Guest post: Tchutchinha

Posted by tarrask on December 13, 2010 · 5 mins read

Nota: a partir de hoje, vou tentar publicar um post de algum autor convidado que queira escrever qualquer coisa de triste. Tema livre, formato livre. Para começar, um texto emocional e familiar de Sassá, criatura que eu amo muito e que eu não consigo associar à tristeza de jeito nenhum. Para mais textos e causos dela, visitem o Photoshopland.
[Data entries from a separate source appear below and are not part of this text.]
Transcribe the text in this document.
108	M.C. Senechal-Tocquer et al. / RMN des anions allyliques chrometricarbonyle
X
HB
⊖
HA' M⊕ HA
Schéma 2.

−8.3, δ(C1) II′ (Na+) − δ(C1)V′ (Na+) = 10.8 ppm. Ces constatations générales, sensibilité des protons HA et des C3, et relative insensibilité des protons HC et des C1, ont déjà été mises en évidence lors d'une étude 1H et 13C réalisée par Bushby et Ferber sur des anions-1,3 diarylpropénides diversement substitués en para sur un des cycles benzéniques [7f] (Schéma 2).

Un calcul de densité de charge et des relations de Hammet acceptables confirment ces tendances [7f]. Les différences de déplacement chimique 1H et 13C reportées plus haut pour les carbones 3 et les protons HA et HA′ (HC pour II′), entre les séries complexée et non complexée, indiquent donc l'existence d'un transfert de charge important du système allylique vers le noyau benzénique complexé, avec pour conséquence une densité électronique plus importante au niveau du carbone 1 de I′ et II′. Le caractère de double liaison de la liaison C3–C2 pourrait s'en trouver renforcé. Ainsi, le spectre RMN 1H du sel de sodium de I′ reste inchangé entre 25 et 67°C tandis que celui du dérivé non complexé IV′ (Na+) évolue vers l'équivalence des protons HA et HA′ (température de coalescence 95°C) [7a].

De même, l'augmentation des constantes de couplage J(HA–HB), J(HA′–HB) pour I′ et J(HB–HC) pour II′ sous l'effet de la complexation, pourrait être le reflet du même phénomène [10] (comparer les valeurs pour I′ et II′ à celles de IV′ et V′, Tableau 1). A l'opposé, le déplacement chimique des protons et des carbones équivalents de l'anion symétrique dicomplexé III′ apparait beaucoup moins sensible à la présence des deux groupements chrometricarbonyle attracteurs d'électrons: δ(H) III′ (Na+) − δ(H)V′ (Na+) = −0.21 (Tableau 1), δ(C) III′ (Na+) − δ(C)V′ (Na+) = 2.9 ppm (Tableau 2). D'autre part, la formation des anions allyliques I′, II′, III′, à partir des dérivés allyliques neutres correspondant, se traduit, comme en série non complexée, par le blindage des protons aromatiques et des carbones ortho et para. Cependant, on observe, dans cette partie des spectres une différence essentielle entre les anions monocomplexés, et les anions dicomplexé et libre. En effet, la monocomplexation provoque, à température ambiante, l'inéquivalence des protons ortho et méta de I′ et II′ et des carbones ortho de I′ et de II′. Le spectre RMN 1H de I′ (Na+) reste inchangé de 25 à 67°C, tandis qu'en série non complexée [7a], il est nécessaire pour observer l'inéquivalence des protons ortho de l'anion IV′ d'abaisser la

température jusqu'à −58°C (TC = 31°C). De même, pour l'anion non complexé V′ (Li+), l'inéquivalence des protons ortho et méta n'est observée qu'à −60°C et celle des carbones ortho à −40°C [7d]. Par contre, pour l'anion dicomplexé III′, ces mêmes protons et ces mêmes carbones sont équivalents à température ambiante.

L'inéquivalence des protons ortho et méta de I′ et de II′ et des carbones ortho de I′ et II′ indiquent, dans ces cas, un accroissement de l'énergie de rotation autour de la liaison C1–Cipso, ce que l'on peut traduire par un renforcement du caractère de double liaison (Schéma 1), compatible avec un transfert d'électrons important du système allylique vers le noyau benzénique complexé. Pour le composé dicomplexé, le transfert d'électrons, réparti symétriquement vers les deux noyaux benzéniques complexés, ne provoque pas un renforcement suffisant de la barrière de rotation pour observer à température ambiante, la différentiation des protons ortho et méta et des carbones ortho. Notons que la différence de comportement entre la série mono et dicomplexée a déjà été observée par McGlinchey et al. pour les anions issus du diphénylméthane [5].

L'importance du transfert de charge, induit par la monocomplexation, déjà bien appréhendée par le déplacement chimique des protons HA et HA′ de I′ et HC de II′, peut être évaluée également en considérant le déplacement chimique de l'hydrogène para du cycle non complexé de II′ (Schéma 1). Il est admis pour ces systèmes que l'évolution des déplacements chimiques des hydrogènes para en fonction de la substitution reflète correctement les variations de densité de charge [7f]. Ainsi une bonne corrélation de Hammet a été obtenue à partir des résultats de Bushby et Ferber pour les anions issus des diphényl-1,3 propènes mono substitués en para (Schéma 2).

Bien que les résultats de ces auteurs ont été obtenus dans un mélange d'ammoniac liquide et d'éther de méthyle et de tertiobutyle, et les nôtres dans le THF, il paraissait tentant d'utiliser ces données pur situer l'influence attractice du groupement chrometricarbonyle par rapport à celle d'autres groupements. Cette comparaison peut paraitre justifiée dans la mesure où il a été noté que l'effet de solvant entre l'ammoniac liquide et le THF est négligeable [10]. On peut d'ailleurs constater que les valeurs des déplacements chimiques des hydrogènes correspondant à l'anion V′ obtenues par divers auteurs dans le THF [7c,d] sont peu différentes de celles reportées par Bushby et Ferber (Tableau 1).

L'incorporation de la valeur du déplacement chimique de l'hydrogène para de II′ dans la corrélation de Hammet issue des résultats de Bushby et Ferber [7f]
Paulina nunca gostou de seu nome. Preferia ser chamada de Poli.
Era a filha mais velha de um casal de imigrantes russos que fugiu da Europa por causa das pogroms (perseguições violentas aos judeus).
Seus pais chegaram ao Brasil no começo do século passado e, para sobreviver, compravam frutas em feiras populares e as revendiam de porta em porta.
A língua era um dos maiores obstáculos, mas aprendiam tudo o que podiam no dia-a-dia, negociando com a clientela e também nas aulas de português ministradas pelos judeus que estavam aqui há mais tempo.
No começo foi duro. Moravam em um quartinho e juntavam cada vintém, se privando de tudo e levando uma vida extremamente modesta.
Depois de anos conseguiram juntar algum dinheiro e Favish, pai de Poli, começou um pequeno negócio no centro da cidade.
O negócio era a Angélica, uma confecção que produzia ternos e camisas sociais muito baratos e de baixa qualidade.
Não demorou muito e as roupas cairam no gosto dos nordestinos que vinham para cá ajudar a construir São Paulo. Eles eram pobres e precisavam de roupas para entrevistas de emprego e também para mandar para os parentes que encomendavam trajes para vestir os mortos em seus enterros.
Paulina, como a maioria dos imigrantes judeus da época, cresceu no bairro do Bom Retiro, que na época falava mais yiddish do que português. Foi lá no “Bomra” que conheceu Dólio, filho  de um polonês que, para conseguir fugir de seu país, que na época era extremamente anti-semita, cortou um pedaço do dedão direito em uma das máquinas da fábrica onde trabalhava. Com o dinheiro da indenização comprou uma passagem e veio de navio para o Brasil, esse país que tinha fama de acolher bem a todos os imigrantes. Dólio tinha formação em música clássica e era violinista do teatro municipal de São Paulo.
Apaixonados Poli e Dólio se casaram e tiveram 3 filhas e um filho. E 4 netas e 4 netos.
Tive a felicidade de ser a terceira neta de duas pessoas tão incríveis.
A minha relação com a minha avó sempre foi de muito carinho e admiração. Ela não era uma pessoa amorosa, mas era sábia e sempre tinha tempo para conversar e dar bons conselhos enquanto preparava um bolo, algum prato típico judaico ou dava uma pausa em suas leituras diárias.
Aos 54 anos de idade minha avó, que de tão culta era chamada de enciclopédia pelos netos, sentiu falta de ter cursado uma universidade (coisa que muito poucas mulheres faziam naquela época) e, sem contar para ninguém, se matriculou em um cursinho pré-vestibular.
Todos os dias ela dizia que ia visitar o irmão quando, na verdade, pegava um ônibus para assistir aula com pessoas eram 45 anos mais jovens que ela.
A família só descobriu que ela havia prestado vestibular quando uma irmã do meu avô, procurando pelo nome de um neto na lista do vestibular da FUVEST de 1985, viu o dela e, confusa, pegou o telefone e ligou imediatamente para o meu avô.
Não havia confusão nenhuma. Ela de fato estava entre os primeiros colocados da faculdade de direito da Universidade de São Paulo, a São Francisco.
Nos 5 anos de curso nunca faltou a uma aula e se graduou com todo tipo honrarias.
Mas não para por ai. Ela também usava seu tempo para se dedicar ao trabalho social. Foi durante muito tempo a presidente da N’amat Pioneiras, uma organização judaica de benemerência presente em todo mundo. Seu trabalho foi tão notável que o governo de Israel mandou construir uma creche com seu nome. A creche situada em Jerusalém existe até hoje e abriga crianças israelenses que perderam seus pais em atentados terroristas.
Em 2010 completaram-se 10 anos que eu deixei de ouvir a voz dela me chamando de “tchutchinha”.
E a cada ano que passa a saudades aumenta, a admiração cresce e o meu nariz fica mais parecido com o dela.

Para ler ouvindo Mariah Carey – Dreamlover
(Ok, a escolha da música é pior impossível. Mas acontece que uma vez, durante uma viagem com minha avó, eu estava assistindo à MTV quando passou esse clip e ela curtiu tanto a música que me fez gravar uma fita K7 com as músicas da Mariah Carey para ela).